Everyone who's convinced that we're in for soaring inflation can very easily short some 30-yr Treasuries and use the proceeds to buy TIPS.

Should be a slam-dunk money maker when inflation hits double digits. "Be sure to go all in! It's a once in a generation opportunity!" someone once said.

Somehow I suspect that Mr. Market can remain 'irrational' longer than I can remain solvent...
 
Somehow I suspect that Mr. Market can remain 'irrational' longer than I can remain solvent...

I wonder how irrational the treasury market is.

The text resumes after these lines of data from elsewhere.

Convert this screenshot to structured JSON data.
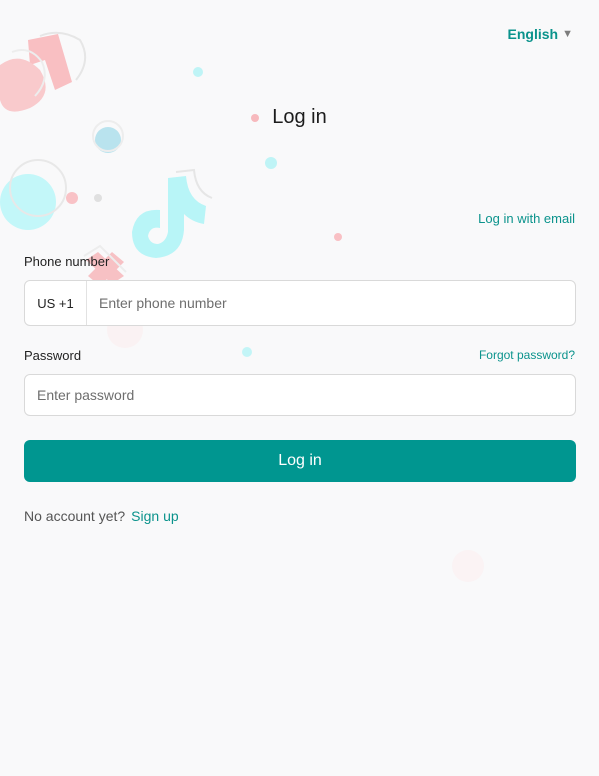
{
  "header": {
    "language": "English",
    "language_caret": "▼"
  },
  "title": "Log in",
  "alt_login_link": "Log in with email",
  "phone": {
    "label": "Phone number",
    "country_code": "US +1",
    "placeholder": "Enter phone number",
    "value": ""
  },
  "password": {
    "label": "Password",
    "forgot_link": "Forgot password?",
    "placeholder": "Enter password",
    "value": ""
  },
  "login_button": "Log in",
  "signup": {
    "prompt": "No account yet?",
    "link": "Sign up"
  },
  "colors": {
    "accent": "#009690",
    "link": "#0b938c",
    "background": "#f9f9fa"
  },
  "icons": {
    "language_caret": "chevron-down-icon",
    "decorations": [
      "tiktok-logo-icon",
      "bubble-icon"
    ]
  }
}
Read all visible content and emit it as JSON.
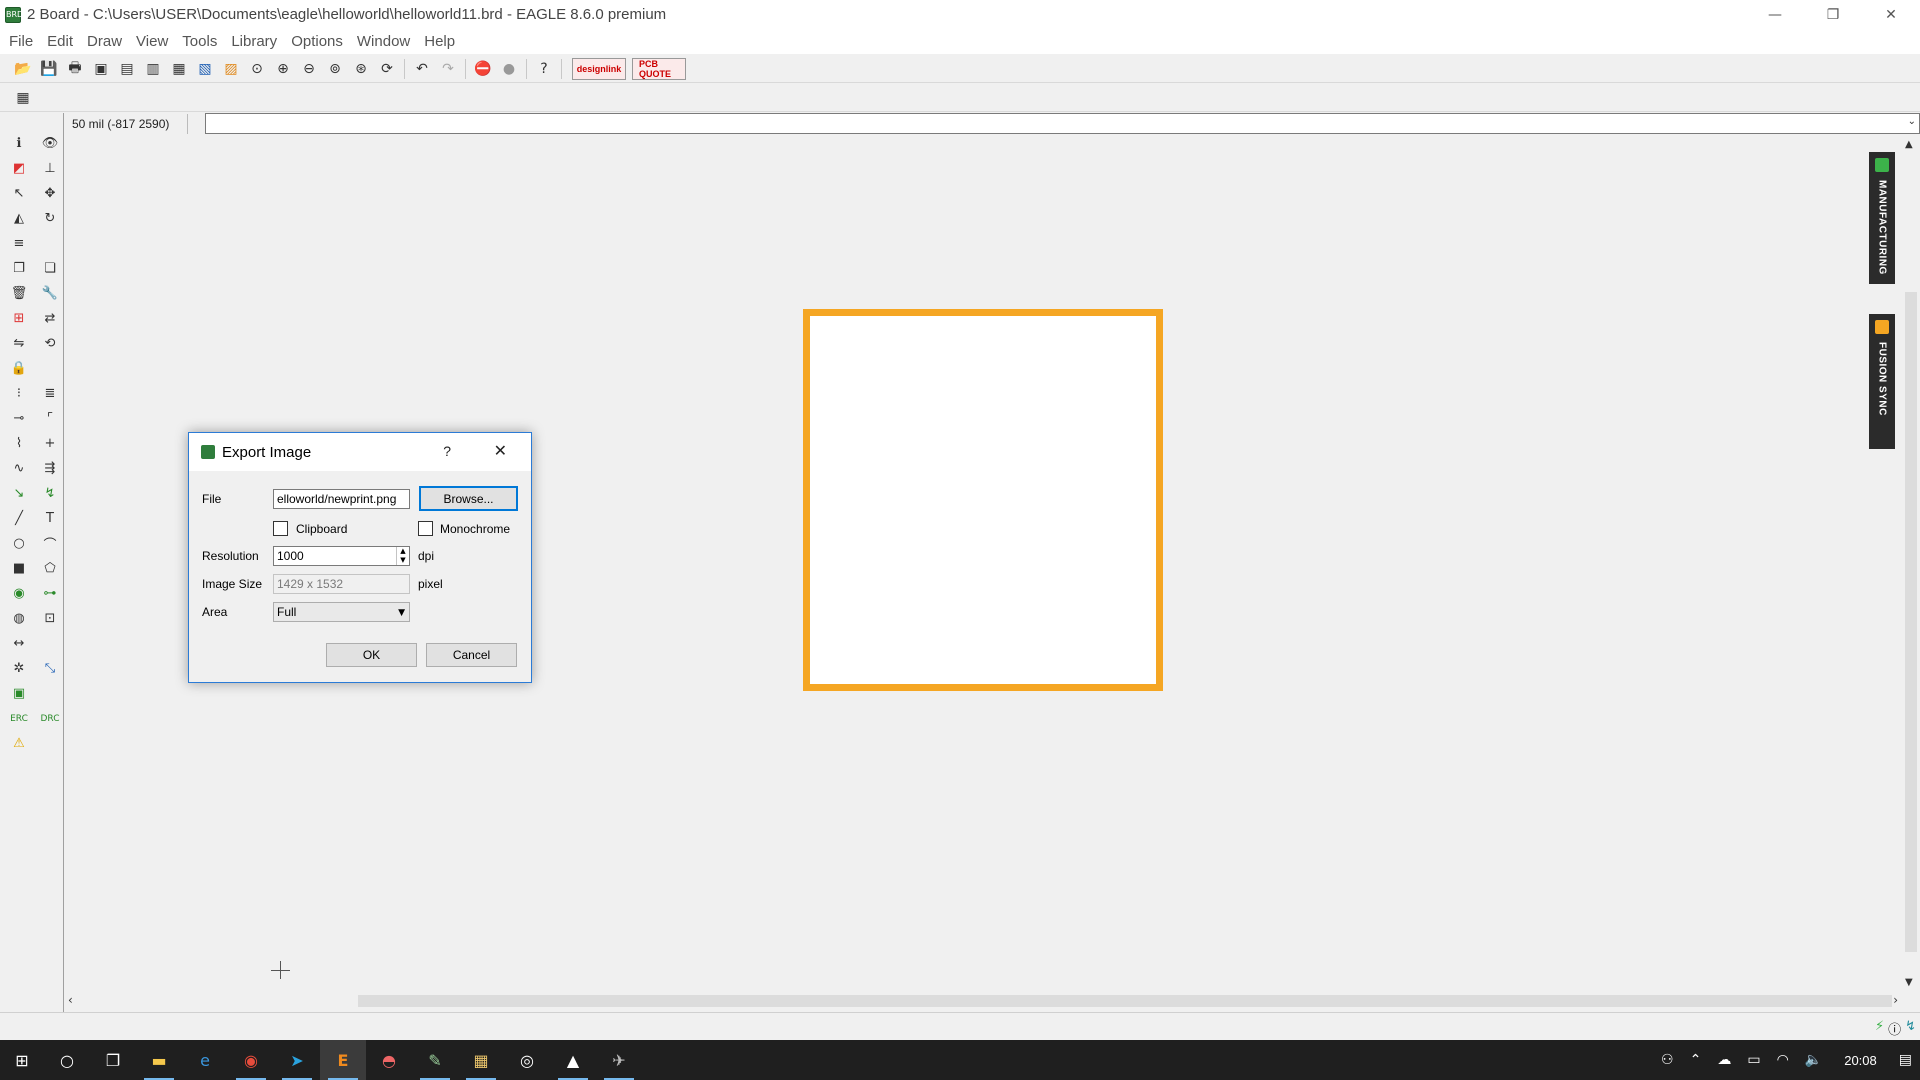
{
  "window": {
    "title": "2 Board - C:\\Users\\USER\\Documents\\eagle\\helloworld\\helloworld11.brd - EAGLE 8.6.0 premium",
    "app_icon_text": "BRD",
    "controls": {
      "minimize": "—",
      "restore": "❐",
      "close": "✕"
    }
  },
  "menu": [
    "File",
    "Edit",
    "Draw",
    "View",
    "Tools",
    "Library",
    "Options",
    "Window",
    "Help"
  ],
  "toolbar": {
    "buttons": [
      "open-icon",
      "save-icon",
      "print-icon",
      "cam-icon",
      "script-icon",
      "ulp-icon",
      "grid-icon",
      "layer-icon",
      "zoom-fit-icon",
      "zoom-in-icon",
      "zoom-out-icon",
      "zoom-select-icon",
      "zoom-redraw-icon",
      "redraw-icon",
      "undo-icon",
      "redo-icon",
      "stop-icon",
      "go-icon",
      "help-icon"
    ],
    "designlink_label": "designlink",
    "pcbquote_label": "PCB QUOTE"
  },
  "command_line": {
    "coords": "50 mil (-817 2590)",
    "value": ""
  },
  "side_tabs": {
    "manufacturing": "MANUFACTURING",
    "fusion_sync": "FUSION SYNC"
  },
  "dialog": {
    "title": "Export Image",
    "help": "?",
    "close": "✕",
    "file_label": "File",
    "file_value": "elloworld/newprint.png",
    "browse_label": "Browse...",
    "clipboard_label": "Clipboard",
    "monochrome_label": "Monochrome",
    "resolution_label": "Resolution",
    "resolution_value": "1000",
    "resolution_unit": "dpi",
    "image_size_label": "Image Size",
    "image_size_value": "1429 x 1532",
    "image_size_unit": "pixel",
    "area_label": "Area",
    "area_value": "Full",
    "ok_label": "OK",
    "cancel_label": "Cancel"
  },
  "colors": {
    "board_outline": "#f5a623",
    "dialog_border": "#2b7bd6",
    "taskbar": "#1f1f1f"
  },
  "taskbar": {
    "apps": [
      "start-icon",
      "cortana-icon",
      "task-view-icon",
      "file-explorer-icon",
      "edge-icon",
      "chrome-icon",
      "telegram-icon",
      "eagle-icon",
      "app-icon",
      "app2-icon",
      "notes-icon",
      "camera-icon",
      "photos-icon",
      "eagle2-icon"
    ],
    "clock": "20:08"
  }
}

Is it irrational to bid up treasury prices when soveriegn default of some Euro members seems increasingly likely, when credit stress is spreading from the European periphery to the core, when U.S. economic growth expectations are downgraded, when bank credit spreads are blowing out, when stresses in the inter-bank lending markets are re-emerging all at a time when global fiscal policy is becoming contractionary and central banks are on the sidelines.

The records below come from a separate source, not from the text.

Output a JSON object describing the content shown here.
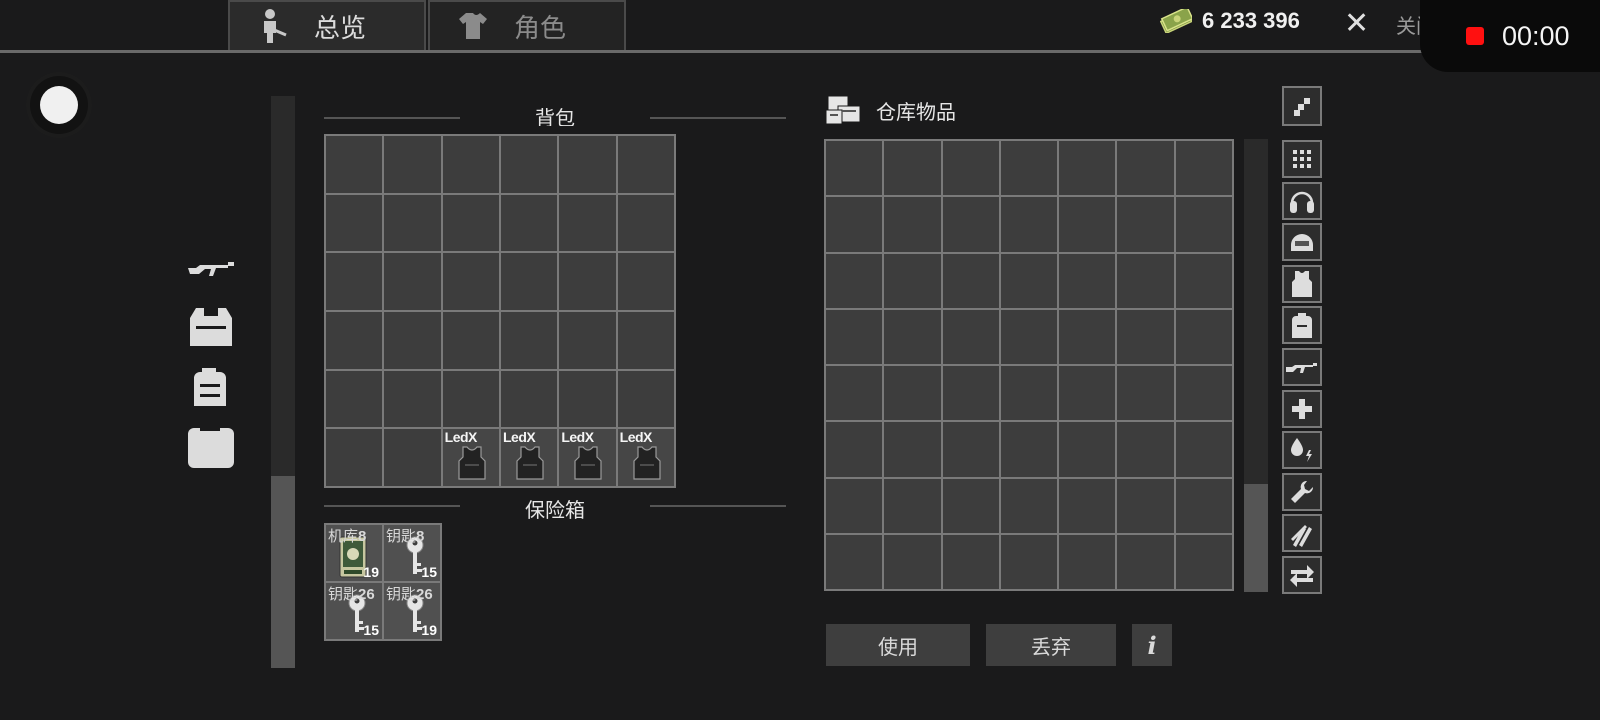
{
  "tabs": {
    "overview": "总览",
    "character": "角色"
  },
  "header": {
    "money": "6 233 396",
    "close_label": "关闭"
  },
  "recording": {
    "time": "00:00"
  },
  "backpack": {
    "title": "背包",
    "rows": 6,
    "cols": 6,
    "items": [
      {
        "label": "LedX"
      },
      {
        "label": "LedX"
      },
      {
        "label": "LedX"
      },
      {
        "label": "LedX"
      }
    ]
  },
  "safe": {
    "title": "保险箱",
    "items": [
      {
        "name": "机库",
        "num": "8",
        "count": "19",
        "icon": "ammo-box-icon"
      },
      {
        "name": "钥匙",
        "num": "8",
        "count": "15",
        "icon": "key-icon"
      },
      {
        "name": "钥匙",
        "num": "26",
        "count": "15",
        "icon": "key-icon"
      },
      {
        "name": "钥匙",
        "num": "26",
        "count": "19",
        "icon": "key-icon"
      }
    ]
  },
  "stash": {
    "title": "仓库物品",
    "rows": 8,
    "cols": 7
  },
  "categories": [
    "all-grid-icon",
    "headset-icon",
    "helmet-icon",
    "vest-icon",
    "backpack-icon",
    "rifle-icon",
    "medical-plus-icon",
    "drink-energy-icon",
    "wrench-icon",
    "ammo-icon",
    "swap-icon"
  ],
  "actions": {
    "use": "使用",
    "discard": "丢弃",
    "info": "i"
  },
  "colors": {
    "background": "#1a1a1b",
    "cell": "#3d3d3d",
    "grid_line": "#7a7a7a",
    "record_dot": "#ff1010"
  }
}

Is it really more rational to worry about inflation today?
 
Ha's comments work both ways.

Everyone who's convinced that we're in for soaring inflation can very easily short some 30-yr Treasuries and use the proceeds to buy TIPS.

Should be a slam-dunk money maker when inflation hits double digits. "Be sure to go all in! It's a once in a generation opportunity!" someone once said.


How does one easily short 30 year Treasuries? I know how to buy treasuries, but I get an error message from Schwab when I try to sell them short. I know there are short T bond ETFs but these have significant expenses associated with them.